Delia could feel the truth pushing at her teeth and tongue. How did this man make her want to throw caution to the wind and rip herself open for him? “Because sometimes it’s the only intelligent conversation I can get.”

In Bast’s case, Delia was lying. Animal figures didn’t speak—they made the sounds their carvers intended for them. Humanized creatures, like Bert, were different—their creators intended them to have human speech. But in the main, granite serpents hissed, alabaster horses whinnied and marble busts chatted just as Delia expected them to do. This cat purred because Delia felt stone cats should purr.

Is this real, or am I nuts?
she asked herself for the thousand-thousandth time, her head beginning to hurt.

“Tour first, or dinner?”

“Does dinner include wine?”

“Yes.”

“Dinner, then.”

Delia followed Grant through the back of the central garden to an archway and a kingdom of stainless steel gleaming beyond.

“Watch your step, little bird,” a caramel-thick voice murmured behind her. “He is mine.”

Delia froze mid-stride. “What other pieces do you have?”
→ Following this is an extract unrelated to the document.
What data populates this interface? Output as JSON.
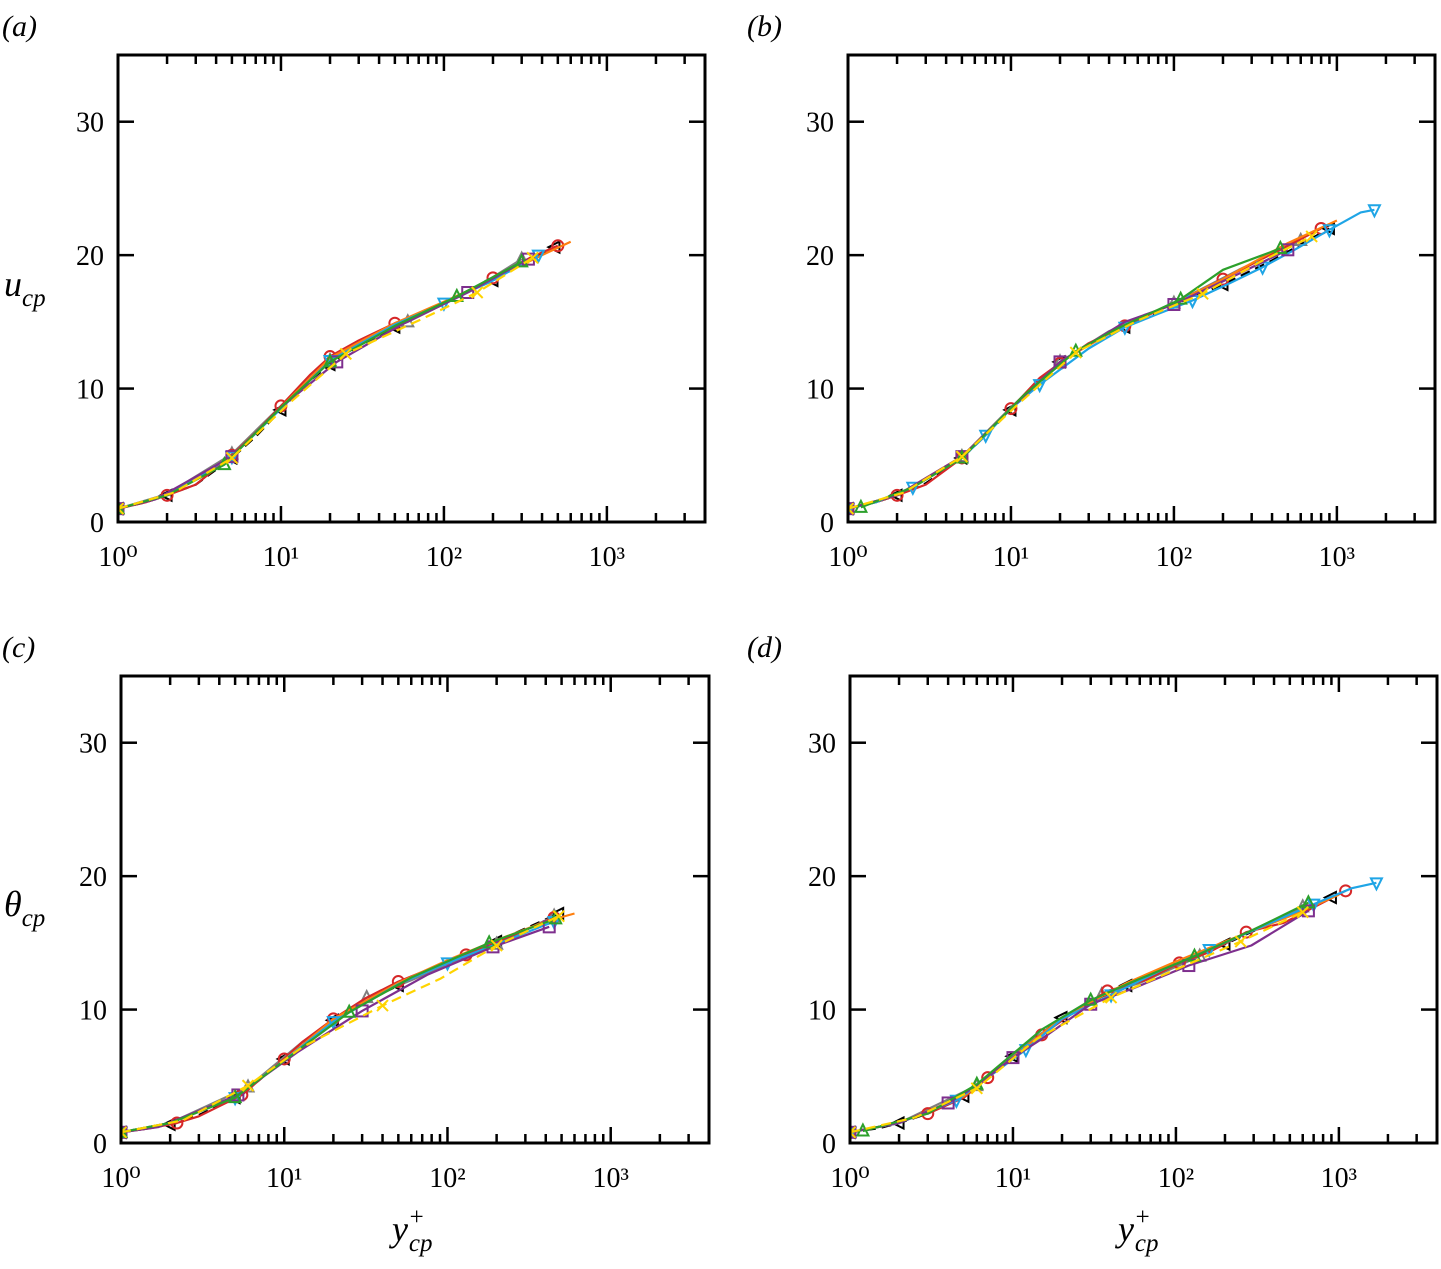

“Some smaller figures upstairs. Down here Bast is sufficient.”

“Indeed, I am.”

Pain spiked through Delia’s skull above her right temple. She closed her eyes and felt Grant’s hand on her arm.

“Delia?”

Bast was a goddess figure. That was it. That was the logical explanation for why the statue of the cat had begun to speak to her. Although the goddess cats never had before. Not one.
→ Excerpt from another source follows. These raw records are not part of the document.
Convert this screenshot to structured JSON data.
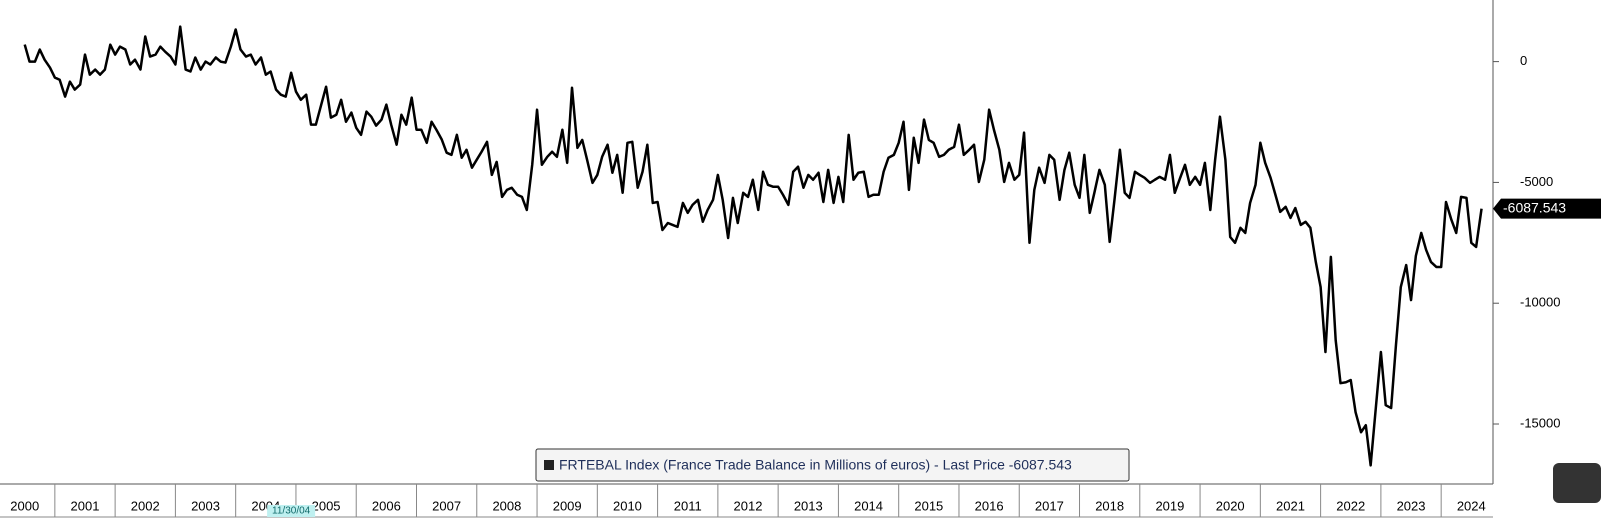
{
  "chart_data": {
    "type": "line",
    "x": [
      2000.5,
      2000.58,
      2000.67,
      2000.75,
      2000.83,
      2000.92,
      2001,
      2001.08,
      2001.17,
      2001.25,
      2001.33,
      2001.42,
      2001.5,
      2001.58,
      2001.67,
      2001.75,
      2001.83,
      2001.92,
      2002,
      2002.08,
      2002.17,
      2002.25,
      2002.33,
      2002.42,
      2002.5,
      2002.58,
      2002.67,
      2002.75,
      2002.83,
      2002.92,
      2003,
      2003.08,
      2003.17,
      2003.25,
      2003.33,
      2003.42,
      2003.5,
      2003.58,
      2003.67,
      2003.75,
      2003.83,
      2003.92,
      2004,
      2004.08,
      2004.17,
      2004.25,
      2004.33,
      2004.42,
      2004.5,
      2004.58,
      2004.67,
      2004.75,
      2004.83,
      2004.92,
      2005,
      2005.08,
      2005.17,
      2005.25,
      2005.33,
      2005.42,
      2005.5,
      2005.58,
      2005.67,
      2005.75,
      2005.83,
      2005.92,
      2006,
      2006.08,
      2006.17,
      2006.25,
      2006.33,
      2006.42,
      2006.5,
      2006.58,
      2006.67,
      2006.75,
      2006.83,
      2006.92,
      2007,
      2007.08,
      2007.17,
      2007.25,
      2007.33,
      2007.42,
      2007.5,
      2007.58,
      2007.67,
      2007.75,
      2007.83,
      2007.92,
      2008,
      2008.08,
      2008.17,
      2008.25,
      2008.33,
      2008.42,
      2008.5,
      2008.58,
      2008.67,
      2008.75,
      2008.83,
      2008.92,
      2009,
      2009.08,
      2009.17,
      2009.25,
      2009.33,
      2009.42,
      2009.5,
      2009.58,
      2009.67,
      2009.75,
      2009.83,
      2009.92,
      2010,
      2010.08,
      2010.17,
      2010.25,
      2010.33,
      2010.42,
      2010.5,
      2010.58,
      2010.67,
      2010.75,
      2010.83,
      2010.92,
      2011,
      2011.08,
      2011.17,
      2011.25,
      2011.33,
      2011.42,
      2011.5,
      2011.58,
      2011.67,
      2011.75,
      2011.83,
      2011.92,
      2012,
      2012.08,
      2012.17,
      2012.25,
      2012.33,
      2012.42,
      2012.5,
      2012.58,
      2012.67,
      2012.75,
      2012.83,
      2012.92,
      2013,
      2013.08,
      2013.17,
      2013.25,
      2013.33,
      2013.42,
      2013.5,
      2013.58,
      2013.67,
      2013.75,
      2013.83,
      2013.92,
      2014,
      2014.08,
      2014.17,
      2014.25,
      2014.33,
      2014.42,
      2014.5,
      2014.58,
      2014.67,
      2014.75,
      2014.83,
      2014.92,
      2015,
      2015.08,
      2015.17,
      2015.25,
      2015.33,
      2015.42,
      2015.5,
      2015.58,
      2015.67,
      2015.75,
      2015.83,
      2015.92,
      2016,
      2016.08,
      2016.17,
      2016.25,
      2016.33,
      2016.42,
      2016.5,
      2016.58,
      2016.67,
      2016.75,
      2016.83,
      2016.92,
      2017,
      2017.08,
      2017.17,
      2017.25,
      2017.33,
      2017.42,
      2017.5,
      2017.58,
      2017.67,
      2017.75,
      2017.83,
      2017.92,
      2018,
      2018.08,
      2018.17,
      2018.25,
      2018.33,
      2018.42,
      2018.5,
      2018.58,
      2018.67,
      2018.75,
      2018.83,
      2018.92,
      2019,
      2019.08,
      2019.17,
      2019.25,
      2019.33,
      2019.42,
      2019.5,
      2019.58,
      2019.67,
      2019.75,
      2019.83,
      2019.92,
      2020,
      2020.08,
      2020.17,
      2020.25,
      2020.33,
      2020.42,
      2020.5,
      2020.58,
      2020.67,
      2020.75,
      2020.83,
      2020.92,
      2021,
      2021.08,
      2021.17,
      2021.25,
      2021.33,
      2021.42,
      2021.5,
      2021.58,
      2021.67,
      2021.75,
      2021.83,
      2021.92,
      2022,
      2022.08,
      2022.17,
      2022.25,
      2022.33,
      2022.42,
      2022.5,
      2022.58,
      2022.67,
      2022.75,
      2022.83,
      2022.92,
      2023,
      2023.08,
      2023.17,
      2023.25,
      2023.33,
      2023.42,
      2023.5,
      2023.58,
      2023.67,
      2023.75,
      2023.83,
      2023.92,
      2024,
      2024.08,
      2024.17,
      2024.25,
      2024.33,
      2024.42,
      2024.5,
      2024.58,
      2024.67
    ],
    "series": [
      {
        "name": "FRTEBAL Index (France Trade Balance in Millions of euros) - Last Price -6087.543",
        "color": "#000000",
        "values": [
          705,
          0,
          0,
          500,
          80,
          -250,
          -660,
          -750,
          -1450,
          -830,
          -1160,
          -950,
          290,
          -540,
          -330,
          -540,
          -330,
          700,
          290,
          620,
          500,
          -120,
          80,
          -330,
          1040,
          210,
          290,
          620,
          410,
          210,
          -120,
          1450,
          -330,
          -410,
          170,
          -330,
          0,
          -120,
          170,
          0,
          -40,
          620,
          1330,
          500,
          210,
          290,
          -120,
          170,
          -540,
          -410,
          -1160,
          -1370,
          -1450,
          -460,
          -1240,
          -1580,
          -1370,
          -2610,
          -2610,
          -1780,
          -1040,
          -2320,
          -2200,
          -1580,
          -2490,
          -2110,
          -2740,
          -3030,
          -2070,
          -2280,
          -2650,
          -2400,
          -1780,
          -2610,
          -3440,
          -2200,
          -2610,
          -1490,
          -2820,
          -2820,
          -3360,
          -2490,
          -2820,
          -3230,
          -3770,
          -3860,
          -3030,
          -3980,
          -3650,
          -4390,
          -4060,
          -3730,
          -3320,
          -4690,
          -4150,
          -5600,
          -5310,
          -5220,
          -5510,
          -5600,
          -6140,
          -4270,
          -1990,
          -4270,
          -3940,
          -3730,
          -3940,
          -2820,
          -4190,
          -1080,
          -3570,
          -3240,
          -4060,
          -5020,
          -4690,
          -3940,
          -3440,
          -4600,
          -3860,
          -5430,
          -3360,
          -3320,
          -5220,
          -4560,
          -3440,
          -5850,
          -5810,
          -6970,
          -6680,
          -6760,
          -6840,
          -5850,
          -6260,
          -5930,
          -5720,
          -6630,
          -6140,
          -5720,
          -4690,
          -5720,
          -7300,
          -5640,
          -6680,
          -5430,
          -5600,
          -4890,
          -6140,
          -4560,
          -5100,
          -5180,
          -5180,
          -5510,
          -5930,
          -4560,
          -4350,
          -5220,
          -4690,
          -4890,
          -4600,
          -5810,
          -4480,
          -5850,
          -4770,
          -5810,
          -3030,
          -4890,
          -4600,
          -4560,
          -5600,
          -5510,
          -5510,
          -4560,
          -3980,
          -3860,
          -3360,
          -2490,
          -5310,
          -3150,
          -4190,
          -2400,
          -3240,
          -3360,
          -3940,
          -3860,
          -3650,
          -3530,
          -2610,
          -3860,
          -3650,
          -3440,
          -4980,
          -4060,
          -1990,
          -2820,
          -3650,
          -4980,
          -4190,
          -4890,
          -4690,
          -2940,
          -7500,
          -5310,
          -4390,
          -5020,
          -3860,
          -4060,
          -5720,
          -4480,
          -3770,
          -5100,
          -5640,
          -3860,
          -6260,
          -5390,
          -4480,
          -5100,
          -7460,
          -5720,
          -3650,
          -5430,
          -5640,
          -4560,
          -4690,
          -4810,
          -5020,
          -4890,
          -4770,
          -4890,
          -3860,
          -5430,
          -4810,
          -4270,
          -5100,
          -4770,
          -5100,
          -4190,
          -6140,
          -4060,
          -2280,
          -4060,
          -7260,
          -7500,
          -6880,
          -7090,
          -5850,
          -5100,
          -3360,
          -4190,
          -4810,
          -5510,
          -6220,
          -6010,
          -6470,
          -6060,
          -6760,
          -6630,
          -6880,
          -8290,
          -9330,
          -12020,
          -8080,
          -11530,
          -13310,
          -13270,
          -13180,
          -14510,
          -15340,
          -15050,
          -16710,
          -14220,
          -12020,
          -14220,
          -14340,
          -11730,
          -9330,
          -8420,
          -9870,
          -8040,
          -7090,
          -7790,
          -8290,
          -8500,
          -8500,
          -5810,
          -6550,
          -7090,
          -5600,
          -5640,
          -7500,
          -7670,
          -6087.543
        ]
      }
    ],
    "xlim": [
      2000.09,
      2024.86
    ],
    "xticks": [
      2000,
      2001,
      2002,
      2003,
      2004,
      2005,
      2006,
      2007,
      2008,
      2009,
      2010,
      2011,
      2012,
      2013,
      2014,
      2015,
      2016,
      2017,
      2018,
      2019,
      2020,
      2021,
      2022,
      2023,
      2024
    ],
    "ylim": [
      -17400,
      2550
    ],
    "yticks": [
      0,
      -5000,
      -10000,
      -15000
    ],
    "cursor_label": "11/30/04",
    "grid": false
  }
}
“You remember what I said, little bird.”

“She’s a formidable piece.” Delia grimaced, opening her eyes. “Where’s my wine?”

***

He cooked. He cooked so much better than Delia cooked. Normally she lived off takeout from the Chinese place down the block, or pancakes from the jumbo bag of mix she’d bought during a fit of idiocy at a warehouse club. If it couldn’t be held in one hand, Delia didn’t fix it. When Grant laid out a juicy seared steak, asparagus in wine, a crusty loaf of bread and creamy white cheese, her eyes went wide.

“Cooking relaxes me.” He picked up his fork.

The meat melted in her mouth, and she gave a little moan. He reached forward and touched the tip of his finger to the corner of her mouth. “Juice.” He licked his fingertip.